Conservative surgery for gynaecological cancer involves the removal of abnormal growth along with a small amount of surrounding healthy tissue. Conservative surgery aims to avoid major invasive treatment and preserve the function of the affected organ. Gynaecological physiotherapy may be recommended in some cases after gynaecological surgery.
HCG EKO Cancer Centre, Kolkata, is an advanced centre for managing various gynaecological cancers. The centre is equipped with advanced diagnostic and surgical facilities that assist in the early diagnosis and effective management of various cancers in women. Further, the centre has the facility for performing various gynaecological surgery types, including robotic-assisted surgery.
The gynaecological cancer care team at the HCG EKO Cancer Centre comprises gynaecological experts with years of experience. The team is assisted by extensively trained paramedical staff that provides complete patient care before and after the surgery.
There are several common gynaecological problems and treatments. These include cancer, endometriosis, uterine prolapse, vaginal infections, infertility, and heavy menstrual bleeding. Various treatment options, such as pharmacotherapy and gynaecologic operations, are available to manage these conditions. Treatment options for gynaecological cancers include chemotherapy, radiation therapy, immunotherapy, gynaecologic operations, and targeted drug therapy. Natural remedies for gynaecological problems may also be prescribed along with the main treatment.
Are there minimally invasive treatment options for gynaecological conditions?
Several minimally invasive surgical options are available for the management of gynaecological cancers. These include laparoscopic surgery and robotic-assisted surgery.
What are the long-term effects of gynaecological treatment?
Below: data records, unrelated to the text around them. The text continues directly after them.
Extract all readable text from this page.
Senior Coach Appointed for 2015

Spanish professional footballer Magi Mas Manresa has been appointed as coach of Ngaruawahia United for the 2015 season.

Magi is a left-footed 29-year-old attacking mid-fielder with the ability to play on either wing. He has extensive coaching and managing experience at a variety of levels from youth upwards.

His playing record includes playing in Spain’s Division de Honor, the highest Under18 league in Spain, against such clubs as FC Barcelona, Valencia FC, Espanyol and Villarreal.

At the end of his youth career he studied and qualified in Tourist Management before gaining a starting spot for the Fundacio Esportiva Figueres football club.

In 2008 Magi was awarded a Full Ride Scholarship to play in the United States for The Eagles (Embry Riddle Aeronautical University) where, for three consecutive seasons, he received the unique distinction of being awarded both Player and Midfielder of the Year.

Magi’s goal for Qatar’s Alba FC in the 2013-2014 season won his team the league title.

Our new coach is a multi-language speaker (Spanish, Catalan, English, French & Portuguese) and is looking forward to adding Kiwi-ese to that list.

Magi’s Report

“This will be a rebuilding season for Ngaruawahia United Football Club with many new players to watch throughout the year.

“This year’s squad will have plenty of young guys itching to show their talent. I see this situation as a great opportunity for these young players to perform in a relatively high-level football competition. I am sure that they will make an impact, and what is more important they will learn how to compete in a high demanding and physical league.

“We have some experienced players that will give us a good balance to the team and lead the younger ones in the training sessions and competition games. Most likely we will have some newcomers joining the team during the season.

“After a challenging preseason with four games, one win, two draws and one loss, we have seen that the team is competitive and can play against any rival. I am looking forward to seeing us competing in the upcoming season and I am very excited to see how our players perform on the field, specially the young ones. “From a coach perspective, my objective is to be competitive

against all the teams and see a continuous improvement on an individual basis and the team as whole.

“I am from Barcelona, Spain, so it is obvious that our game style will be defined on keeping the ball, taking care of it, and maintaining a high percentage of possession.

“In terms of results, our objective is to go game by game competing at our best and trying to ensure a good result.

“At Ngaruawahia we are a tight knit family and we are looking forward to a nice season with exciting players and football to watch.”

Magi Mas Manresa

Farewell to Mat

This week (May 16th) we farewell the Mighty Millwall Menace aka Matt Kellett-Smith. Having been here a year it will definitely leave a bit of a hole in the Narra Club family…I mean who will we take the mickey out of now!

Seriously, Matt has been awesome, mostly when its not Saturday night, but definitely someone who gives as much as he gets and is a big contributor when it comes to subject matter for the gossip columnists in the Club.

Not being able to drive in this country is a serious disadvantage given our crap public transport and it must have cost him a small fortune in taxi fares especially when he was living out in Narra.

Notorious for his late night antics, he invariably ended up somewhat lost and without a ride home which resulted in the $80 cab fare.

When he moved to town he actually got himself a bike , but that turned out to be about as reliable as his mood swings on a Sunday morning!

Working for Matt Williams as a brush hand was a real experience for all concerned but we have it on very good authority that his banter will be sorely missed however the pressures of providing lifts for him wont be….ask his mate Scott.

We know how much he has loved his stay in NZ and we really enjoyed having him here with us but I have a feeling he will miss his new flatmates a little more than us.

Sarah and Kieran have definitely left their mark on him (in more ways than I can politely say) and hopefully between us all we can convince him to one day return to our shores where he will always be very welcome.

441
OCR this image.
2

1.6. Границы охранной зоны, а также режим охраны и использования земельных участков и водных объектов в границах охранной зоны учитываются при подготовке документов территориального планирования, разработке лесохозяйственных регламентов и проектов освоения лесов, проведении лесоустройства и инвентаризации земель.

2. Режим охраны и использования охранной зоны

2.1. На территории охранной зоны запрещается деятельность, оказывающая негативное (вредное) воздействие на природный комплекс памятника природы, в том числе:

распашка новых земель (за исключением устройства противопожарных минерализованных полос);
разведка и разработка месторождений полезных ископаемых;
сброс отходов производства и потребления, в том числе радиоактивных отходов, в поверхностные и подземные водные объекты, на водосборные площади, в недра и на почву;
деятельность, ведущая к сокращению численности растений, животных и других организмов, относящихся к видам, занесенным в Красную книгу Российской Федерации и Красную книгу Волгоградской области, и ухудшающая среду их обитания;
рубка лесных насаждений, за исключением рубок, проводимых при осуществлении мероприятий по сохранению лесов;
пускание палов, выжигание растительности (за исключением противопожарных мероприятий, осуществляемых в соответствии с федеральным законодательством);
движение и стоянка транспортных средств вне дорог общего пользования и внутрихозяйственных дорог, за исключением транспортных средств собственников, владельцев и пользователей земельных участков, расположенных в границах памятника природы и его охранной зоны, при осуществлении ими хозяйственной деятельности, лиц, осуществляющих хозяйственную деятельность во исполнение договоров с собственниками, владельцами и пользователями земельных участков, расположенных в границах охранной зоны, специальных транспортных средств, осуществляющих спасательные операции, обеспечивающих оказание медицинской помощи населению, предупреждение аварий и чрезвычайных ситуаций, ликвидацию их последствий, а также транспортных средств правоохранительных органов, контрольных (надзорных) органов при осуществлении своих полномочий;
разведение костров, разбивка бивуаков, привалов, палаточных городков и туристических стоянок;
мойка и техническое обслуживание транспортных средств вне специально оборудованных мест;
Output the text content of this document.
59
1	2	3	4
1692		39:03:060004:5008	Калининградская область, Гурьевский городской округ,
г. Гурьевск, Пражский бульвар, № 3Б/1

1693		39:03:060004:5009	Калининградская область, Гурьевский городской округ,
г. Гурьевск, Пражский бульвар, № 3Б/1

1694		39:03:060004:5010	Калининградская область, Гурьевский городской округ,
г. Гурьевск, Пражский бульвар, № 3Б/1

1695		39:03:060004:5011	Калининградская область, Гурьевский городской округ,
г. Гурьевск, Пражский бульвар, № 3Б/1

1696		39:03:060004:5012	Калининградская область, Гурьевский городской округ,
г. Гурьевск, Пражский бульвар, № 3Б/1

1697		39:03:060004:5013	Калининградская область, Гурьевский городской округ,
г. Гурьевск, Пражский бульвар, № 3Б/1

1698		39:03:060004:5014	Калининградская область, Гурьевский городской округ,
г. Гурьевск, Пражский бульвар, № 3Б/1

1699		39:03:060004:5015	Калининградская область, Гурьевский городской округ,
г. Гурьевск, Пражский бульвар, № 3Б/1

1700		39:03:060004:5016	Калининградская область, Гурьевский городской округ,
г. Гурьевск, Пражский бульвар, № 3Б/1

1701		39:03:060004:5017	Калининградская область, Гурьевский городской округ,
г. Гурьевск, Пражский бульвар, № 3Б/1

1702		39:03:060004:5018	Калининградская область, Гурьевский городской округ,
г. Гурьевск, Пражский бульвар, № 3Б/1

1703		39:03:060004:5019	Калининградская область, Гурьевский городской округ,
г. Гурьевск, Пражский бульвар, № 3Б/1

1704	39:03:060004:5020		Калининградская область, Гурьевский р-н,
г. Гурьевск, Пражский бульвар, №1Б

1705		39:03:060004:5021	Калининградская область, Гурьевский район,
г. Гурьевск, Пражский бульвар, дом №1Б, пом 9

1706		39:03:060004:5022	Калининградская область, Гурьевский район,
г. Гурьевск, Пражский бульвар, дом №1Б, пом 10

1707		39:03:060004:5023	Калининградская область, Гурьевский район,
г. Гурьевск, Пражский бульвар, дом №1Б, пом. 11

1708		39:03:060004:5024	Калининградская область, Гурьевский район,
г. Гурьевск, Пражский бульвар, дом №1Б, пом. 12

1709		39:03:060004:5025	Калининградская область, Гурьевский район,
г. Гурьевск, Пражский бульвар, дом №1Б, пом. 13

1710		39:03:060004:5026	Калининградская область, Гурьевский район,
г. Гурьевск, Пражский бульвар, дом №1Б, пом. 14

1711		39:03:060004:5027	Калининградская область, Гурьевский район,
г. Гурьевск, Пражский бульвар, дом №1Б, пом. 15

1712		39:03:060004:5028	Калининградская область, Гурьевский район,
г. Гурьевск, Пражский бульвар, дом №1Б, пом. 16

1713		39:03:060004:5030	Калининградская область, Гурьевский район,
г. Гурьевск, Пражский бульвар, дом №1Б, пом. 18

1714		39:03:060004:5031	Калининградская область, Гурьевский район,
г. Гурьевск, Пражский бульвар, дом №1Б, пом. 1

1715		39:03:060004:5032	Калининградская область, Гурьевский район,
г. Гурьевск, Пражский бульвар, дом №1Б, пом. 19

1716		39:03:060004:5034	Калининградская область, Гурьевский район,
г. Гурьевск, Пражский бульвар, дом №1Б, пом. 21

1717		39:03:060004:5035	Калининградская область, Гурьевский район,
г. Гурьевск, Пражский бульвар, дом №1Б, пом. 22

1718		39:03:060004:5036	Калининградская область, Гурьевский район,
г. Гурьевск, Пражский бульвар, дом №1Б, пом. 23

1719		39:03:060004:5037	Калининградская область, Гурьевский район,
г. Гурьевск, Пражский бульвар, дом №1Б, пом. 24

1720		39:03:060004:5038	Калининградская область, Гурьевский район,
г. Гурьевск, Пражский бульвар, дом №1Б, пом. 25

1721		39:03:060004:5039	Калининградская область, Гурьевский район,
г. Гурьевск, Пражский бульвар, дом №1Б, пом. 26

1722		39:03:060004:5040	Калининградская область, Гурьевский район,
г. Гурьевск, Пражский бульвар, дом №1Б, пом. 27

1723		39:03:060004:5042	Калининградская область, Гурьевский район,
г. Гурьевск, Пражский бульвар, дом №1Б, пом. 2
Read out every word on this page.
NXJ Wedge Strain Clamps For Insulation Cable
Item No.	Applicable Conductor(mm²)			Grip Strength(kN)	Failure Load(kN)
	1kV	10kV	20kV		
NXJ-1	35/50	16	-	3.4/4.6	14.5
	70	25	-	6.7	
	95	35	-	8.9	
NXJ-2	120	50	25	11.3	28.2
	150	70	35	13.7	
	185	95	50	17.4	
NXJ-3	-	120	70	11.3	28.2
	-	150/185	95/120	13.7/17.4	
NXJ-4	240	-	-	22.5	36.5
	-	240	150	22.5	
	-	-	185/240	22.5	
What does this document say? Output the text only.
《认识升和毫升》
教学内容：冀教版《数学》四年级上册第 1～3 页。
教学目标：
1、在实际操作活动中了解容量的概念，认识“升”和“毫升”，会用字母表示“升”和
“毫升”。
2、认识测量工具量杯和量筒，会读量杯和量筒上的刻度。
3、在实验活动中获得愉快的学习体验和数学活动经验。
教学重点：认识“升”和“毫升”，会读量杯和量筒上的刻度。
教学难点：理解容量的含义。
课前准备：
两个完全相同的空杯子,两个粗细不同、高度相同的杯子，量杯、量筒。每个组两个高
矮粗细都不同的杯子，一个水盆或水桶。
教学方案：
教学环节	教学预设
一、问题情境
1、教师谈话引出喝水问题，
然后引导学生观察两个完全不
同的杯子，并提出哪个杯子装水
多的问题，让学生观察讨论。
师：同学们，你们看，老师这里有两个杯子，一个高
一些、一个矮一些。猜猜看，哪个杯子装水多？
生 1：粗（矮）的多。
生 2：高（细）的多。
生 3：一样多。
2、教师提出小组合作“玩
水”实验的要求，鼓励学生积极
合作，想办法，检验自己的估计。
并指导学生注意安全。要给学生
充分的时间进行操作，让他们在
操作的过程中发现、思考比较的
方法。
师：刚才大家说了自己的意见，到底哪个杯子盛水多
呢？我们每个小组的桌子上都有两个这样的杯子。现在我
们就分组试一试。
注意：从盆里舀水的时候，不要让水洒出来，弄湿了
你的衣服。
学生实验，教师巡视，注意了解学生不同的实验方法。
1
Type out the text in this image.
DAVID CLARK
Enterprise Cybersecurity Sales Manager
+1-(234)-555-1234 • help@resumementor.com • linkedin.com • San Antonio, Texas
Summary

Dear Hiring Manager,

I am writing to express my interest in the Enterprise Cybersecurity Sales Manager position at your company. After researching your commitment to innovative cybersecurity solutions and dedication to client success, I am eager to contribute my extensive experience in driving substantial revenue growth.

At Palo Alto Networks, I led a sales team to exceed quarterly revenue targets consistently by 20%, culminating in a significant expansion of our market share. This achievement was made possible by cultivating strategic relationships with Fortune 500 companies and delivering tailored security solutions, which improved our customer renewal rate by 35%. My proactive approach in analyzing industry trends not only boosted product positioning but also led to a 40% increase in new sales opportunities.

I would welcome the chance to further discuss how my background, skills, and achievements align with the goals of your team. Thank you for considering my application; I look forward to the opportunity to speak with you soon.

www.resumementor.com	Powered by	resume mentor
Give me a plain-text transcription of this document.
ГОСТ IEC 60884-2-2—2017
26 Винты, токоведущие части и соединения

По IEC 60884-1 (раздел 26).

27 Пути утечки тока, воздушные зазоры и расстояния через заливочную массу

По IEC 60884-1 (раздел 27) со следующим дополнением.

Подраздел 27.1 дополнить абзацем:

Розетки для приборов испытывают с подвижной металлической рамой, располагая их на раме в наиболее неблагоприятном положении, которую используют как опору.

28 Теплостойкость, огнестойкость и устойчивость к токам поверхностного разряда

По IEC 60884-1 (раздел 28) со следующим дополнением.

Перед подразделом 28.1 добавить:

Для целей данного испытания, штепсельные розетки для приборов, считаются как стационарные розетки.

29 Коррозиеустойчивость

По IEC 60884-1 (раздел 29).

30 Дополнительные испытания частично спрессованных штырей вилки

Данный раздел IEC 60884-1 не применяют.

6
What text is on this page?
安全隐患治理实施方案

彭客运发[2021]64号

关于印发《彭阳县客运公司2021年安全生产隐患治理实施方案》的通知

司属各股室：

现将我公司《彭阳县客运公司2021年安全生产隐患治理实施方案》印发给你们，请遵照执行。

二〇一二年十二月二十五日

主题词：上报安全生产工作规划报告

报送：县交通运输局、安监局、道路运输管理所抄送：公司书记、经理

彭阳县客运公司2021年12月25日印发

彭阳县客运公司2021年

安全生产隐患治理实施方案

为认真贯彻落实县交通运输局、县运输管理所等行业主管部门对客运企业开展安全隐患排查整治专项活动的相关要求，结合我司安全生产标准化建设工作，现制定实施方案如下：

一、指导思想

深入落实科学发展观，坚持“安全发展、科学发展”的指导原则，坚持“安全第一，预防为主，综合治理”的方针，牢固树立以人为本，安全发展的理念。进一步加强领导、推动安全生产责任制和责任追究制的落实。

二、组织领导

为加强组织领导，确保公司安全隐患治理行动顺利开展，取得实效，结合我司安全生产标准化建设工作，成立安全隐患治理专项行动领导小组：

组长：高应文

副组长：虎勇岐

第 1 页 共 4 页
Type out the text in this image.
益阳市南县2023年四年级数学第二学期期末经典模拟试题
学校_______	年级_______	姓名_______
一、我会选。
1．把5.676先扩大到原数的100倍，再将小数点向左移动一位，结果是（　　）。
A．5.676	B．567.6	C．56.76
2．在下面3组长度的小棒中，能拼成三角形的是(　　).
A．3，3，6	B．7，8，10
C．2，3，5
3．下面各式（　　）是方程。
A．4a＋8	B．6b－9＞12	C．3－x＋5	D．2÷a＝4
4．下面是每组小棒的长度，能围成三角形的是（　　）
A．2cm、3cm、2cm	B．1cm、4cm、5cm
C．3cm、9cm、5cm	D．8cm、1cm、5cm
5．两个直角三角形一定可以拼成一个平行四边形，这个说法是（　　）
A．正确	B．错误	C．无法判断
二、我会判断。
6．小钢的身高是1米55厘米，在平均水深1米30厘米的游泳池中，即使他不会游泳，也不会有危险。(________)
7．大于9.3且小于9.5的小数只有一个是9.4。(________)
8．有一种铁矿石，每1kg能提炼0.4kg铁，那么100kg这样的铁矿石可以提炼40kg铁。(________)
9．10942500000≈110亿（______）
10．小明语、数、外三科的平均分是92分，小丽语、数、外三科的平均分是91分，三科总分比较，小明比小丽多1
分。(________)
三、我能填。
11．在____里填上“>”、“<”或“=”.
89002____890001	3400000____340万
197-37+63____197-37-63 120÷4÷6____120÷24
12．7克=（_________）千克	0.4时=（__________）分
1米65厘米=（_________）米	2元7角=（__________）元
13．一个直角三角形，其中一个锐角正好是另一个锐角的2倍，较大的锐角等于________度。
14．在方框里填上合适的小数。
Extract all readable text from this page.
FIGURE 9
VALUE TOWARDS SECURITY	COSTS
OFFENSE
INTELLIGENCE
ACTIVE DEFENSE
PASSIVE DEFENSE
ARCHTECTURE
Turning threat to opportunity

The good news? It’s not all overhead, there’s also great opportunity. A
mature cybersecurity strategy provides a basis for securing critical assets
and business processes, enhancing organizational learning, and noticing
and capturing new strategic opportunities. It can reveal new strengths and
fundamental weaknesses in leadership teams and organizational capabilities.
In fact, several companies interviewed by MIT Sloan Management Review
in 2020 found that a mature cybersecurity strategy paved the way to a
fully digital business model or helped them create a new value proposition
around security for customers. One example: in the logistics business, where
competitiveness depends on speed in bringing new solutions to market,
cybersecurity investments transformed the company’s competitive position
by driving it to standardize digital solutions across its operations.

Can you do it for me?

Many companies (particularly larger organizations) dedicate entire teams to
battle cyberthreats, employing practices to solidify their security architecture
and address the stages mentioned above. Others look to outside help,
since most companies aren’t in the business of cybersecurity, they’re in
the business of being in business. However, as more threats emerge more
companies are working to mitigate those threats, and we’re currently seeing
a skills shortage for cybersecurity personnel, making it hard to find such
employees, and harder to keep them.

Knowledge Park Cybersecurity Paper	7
The long-term effects of the gynaecological treatment depend on the type of treatment. The common long-term effects of gynaecological cancer treatment include sexual dysfunction, infertility, altered bowel movements, skin colour changes, and peripheral neuropathy.
What are the potential complications of gynaecologic surgery?
The complications of gynaecological surgery include bleeding, infection, deep vein thrombosis, urinary retention, pulmonary embolism, damage to the bowel, bladder, or ureter, and paralytic ileus.
How can you reduce the risk of gynaecologic cancer?
The risk of gynaecological cancer can be reduced by lowering the risk of human papillomavirus, eating a healthy diet, exercising regularly, avoiding smoking, and regular screening.
Can blood infection cause gynaecological problems?
Blood infection increases the risk of several gynaecological conditions, such as pelvic inflammatory disease or pelvic abscess. Pregnant women with blood infections are at increased risk of miscarriage.
What are the symptoms of gynaecological problems?
The common symptoms of gynaecological issues include pelvic pain, fatigue, an irregular menstrual cycle, infertility, and heavy vaginal bleeding.